The motion from City Attorney Pete Holmes explicitly acknowledges the racial disproportionality of these convictions, citing an ACLU report showing that African Americans are more than three times more likely to be arrested for pot possession than whites, despite equivalent rates of use.

“As we see marijuana sold in retail storefronts today, people who simply had a joint in their pocket a decade ago still have a red mark on their records,” Holmes said in a statement. “It’s long past time we remedy the drug policies of yesteryear, and this is one small step to right the injustices of a drug war that has primarily targeted people of color. I’m hopeful the court will choose to clear these charges.”
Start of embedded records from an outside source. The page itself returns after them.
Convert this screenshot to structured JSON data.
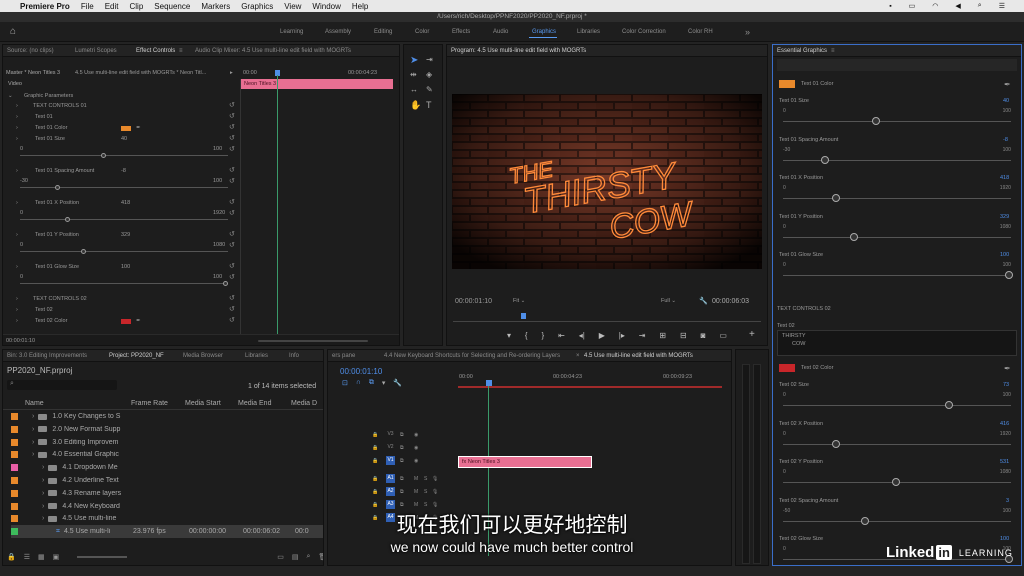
{
  "menubar": {
    "apple": "",
    "app": "Premiere Pro",
    "items": [
      "File",
      "Edit",
      "Clip",
      "Sequence",
      "Markers",
      "Graphics",
      "View",
      "Window",
      "Help"
    ]
  },
  "titlebar": {
    "path": "/Users/rich/Desktop/PPNF2020/PP2020_NF.prproj *"
  },
  "workspaces": [
    "Learning",
    "Assembly",
    "Editing",
    "Color",
    "Effects",
    "Audio",
    "Graphics",
    "Libraries",
    "Color Correction",
    "Color RH"
  ],
  "workspace_active": "Graphics",
  "workspace_more": "»",
  "source_panel": {
    "tabs": [
      "Source: (no clips)",
      "Lumetri Scopes",
      "Effect Controls",
      "Audio Clip Mixer: 4.5 Use multi-line edit field with MOGRTs"
    ],
    "tab_menu": "≡",
    "master": "Master * Neon Titles 3",
    "clip": "4.5 Use multi-line edit field with MOGRTs * Neon Titl...",
    "time_start": "00:00",
    "time_end": "00:00:04:23",
    "clip_bar": "Neon Titles 3",
    "current_time": "00:00:01:10",
    "section_video": "Video",
    "section_gp": "Graphic Parameters",
    "rows": [
      {
        "label": "TEXT CONTROLS 01"
      },
      {
        "label": "Text 01"
      },
      {
        "label": "Text 01 Color"
      },
      {
        "label": "Text 01 Size",
        "value": "40",
        "min": "0",
        "max": "100",
        "knob": 0.4
      },
      {
        "label": "Text 01 Spacing Amount",
        "value": "-8",
        "min": "-30",
        "max": "100",
        "knob": 0.17
      },
      {
        "label": "Text 01 X Position",
        "value": "418",
        "min": "0",
        "max": "1920",
        "knob": 0.22
      },
      {
        "label": "Text 01 Y Position",
        "value": "329",
        "min": "0",
        "max": "1080",
        "knob": 0.3
      },
      {
        "label": "Text 01 Glow Size",
        "value": "100",
        "min": "0",
        "max": "100",
        "knob": 1.0
      },
      {
        "label": "TEXT CONTROLS 02"
      },
      {
        "label": "Text 02"
      },
      {
        "label": "Text 02 Color"
      }
    ]
  },
  "program": {
    "title": "Program: 4.5 Use multi-line edit field with MOGRTs",
    "timecode": "00:00:01:10",
    "fit": "Fit",
    "full": "Full",
    "duration": "00:00:06:03",
    "neon_lines": [
      "THE",
      "THIRSTY",
      "COW"
    ]
  },
  "project_panel": {
    "tabs": [
      "Bin: 3.0 Editing Improvements",
      "Project: PP2020_NF",
      "Media Browser",
      "Libraries",
      "Info"
    ],
    "filename": "PP2020_NF.prproj",
    "count": "1 of 14 items selected",
    "columns": [
      "Name",
      "Frame Rate",
      "Media Start",
      "Media End",
      "Media D"
    ],
    "items": [
      {
        "name": "1.0 Key Changes to S",
        "color": "#e8892b",
        "indent": 0
      },
      {
        "name": "2.0 New Format Supp",
        "color": "#e8892b",
        "indent": 0
      },
      {
        "name": "3.0 Editing Improvem",
        "color": "#e8892b",
        "indent": 0
      },
      {
        "name": "4.0 Essential Graphic",
        "color": "#e8892b",
        "indent": 0
      },
      {
        "name": "4.1 Dropdown Me",
        "color": "#e85fa6",
        "indent": 1
      },
      {
        "name": "4.2 Underline Text",
        "color": "#e8892b",
        "indent": 1
      },
      {
        "name": "4.3 Rename layers",
        "color": "#e8892b",
        "indent": 1
      },
      {
        "name": "4.4 New Keyboard",
        "color": "#e8892b",
        "indent": 1
      },
      {
        "name": "4.5 Use multi-line",
        "color": "#e8892b",
        "indent": 1
      },
      {
        "name": "4.5 Use multi-li",
        "color": "#3dbb5c",
        "indent": 2,
        "fps": "23.976 fps",
        "start": "00:00:00:00",
        "end": "00:00:06:02",
        "dur": "00:0"
      }
    ]
  },
  "timeline": {
    "tabs": [
      "ers pane",
      "4.4 New Keyboard Shortcuts for Selecting and Re-ordering Layers",
      "4.5 Use multi-line edit field with MOGRTs"
    ],
    "current": "00:00:01:10",
    "ruler": [
      "00:00",
      "00:00:04:23",
      "00:00:09:23"
    ],
    "clip": "Neon Titles 3",
    "video_tracks": [
      "V3",
      "V2",
      "V1"
    ],
    "audio_tracks": [
      "A1",
      "A2",
      "A3",
      "A4"
    ],
    "mute": "M",
    "solo": "S"
  },
  "essential_graphics": {
    "title": "Essential Graphics",
    "menu": "≡",
    "rows": [
      {
        "type": "color",
        "label": "Text 01 Color",
        "color": "#e8892b"
      },
      {
        "type": "slider",
        "label": "Text 01 Size",
        "value": "40",
        "min": "0",
        "max": "100",
        "knob": 0.4
      },
      {
        "type": "slider",
        "label": "Text 01 Spacing Amount",
        "value": "-8",
        "min": "-30",
        "max": "100",
        "knob": 0.17
      },
      {
        "type": "slider",
        "label": "Text 01 X Position",
        "value": "418",
        "min": "0",
        "max": "1920",
        "knob": 0.22
      },
      {
        "type": "slider",
        "label": "Text 01 Y Position",
        "value": "329",
        "min": "0",
        "max": "1080",
        "knob": 0.3
      },
      {
        "type": "slider",
        "label": "Text 01 Glow Size",
        "value": "100",
        "min": "0",
        "max": "100",
        "knob": 1.0
      }
    ],
    "section2": "TEXT CONTROLS 02",
    "text02_label": "Text 02",
    "text02_lines": [
      "THIRSTY",
      "COW"
    ],
    "rows2": [
      {
        "type": "color",
        "label": "Text 02 Color",
        "color": "#c8262a"
      },
      {
        "type": "slider",
        "label": "Text 02 Size",
        "value": "73",
        "min": "0",
        "max": "100",
        "knob": 0.73
      },
      {
        "type": "slider",
        "label": "Text 02 X Position",
        "value": "416",
        "min": "0",
        "max": "1920",
        "knob": 0.22
      },
      {
        "type": "slider",
        "label": "Text 02 Y Position",
        "value": "531",
        "min": "0",
        "max": "1080",
        "knob": 0.49
      },
      {
        "type": "slider",
        "label": "Text 02 Spacing Amount",
        "value": "3",
        "min": "-50",
        "max": "100",
        "knob": 0.35
      },
      {
        "type": "slider",
        "label": "Text 02 Glow Size",
        "value": "100",
        "min": "0",
        "max": "100",
        "knob": 1.0
      }
    ]
  },
  "subtitles": {
    "chinese": "现在我们可以更好地控制",
    "english": "we now could have much better control"
  },
  "watermark": {
    "linked": "Linked",
    "in": "in",
    "learning": "LEARNING"
  }
}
Misdemeanor pot convictions have not only affected people's ability to find work or homes, but have also affected undocumented people who face the threat of deportation for a criminal mark on their records. For that reason, the city's motion also argues that the vacated convictions be recognized by federal immigration authorities.

In order to try to undo some of these consequences for undocumented residents, the city is arguing that non-citizens accused of misdemeanor pot possession weren't advised of the consequences of taking a guilty plea. A 2010 Supreme Court ruling established that undocumented defendants have a constitutional right to advice from their defense attorneys on the immigration consequences of their criminal cases. Because non-citizens accused of possession before 2010 didn't have the Supreme Court ruling on their side, the city is arguing that their convictions should be discounted.

"While we cannot reverse all the harm that was done, we must do our part to give Seattle residents – including immigrants and refugees – a clean slate," Mayor Durkan said in a statement. "Noncitizens have also been unduly burdened by these convictions, which can provide a roadblock to gaining citizenship, or in the worst case, can initiate deportation proceedings."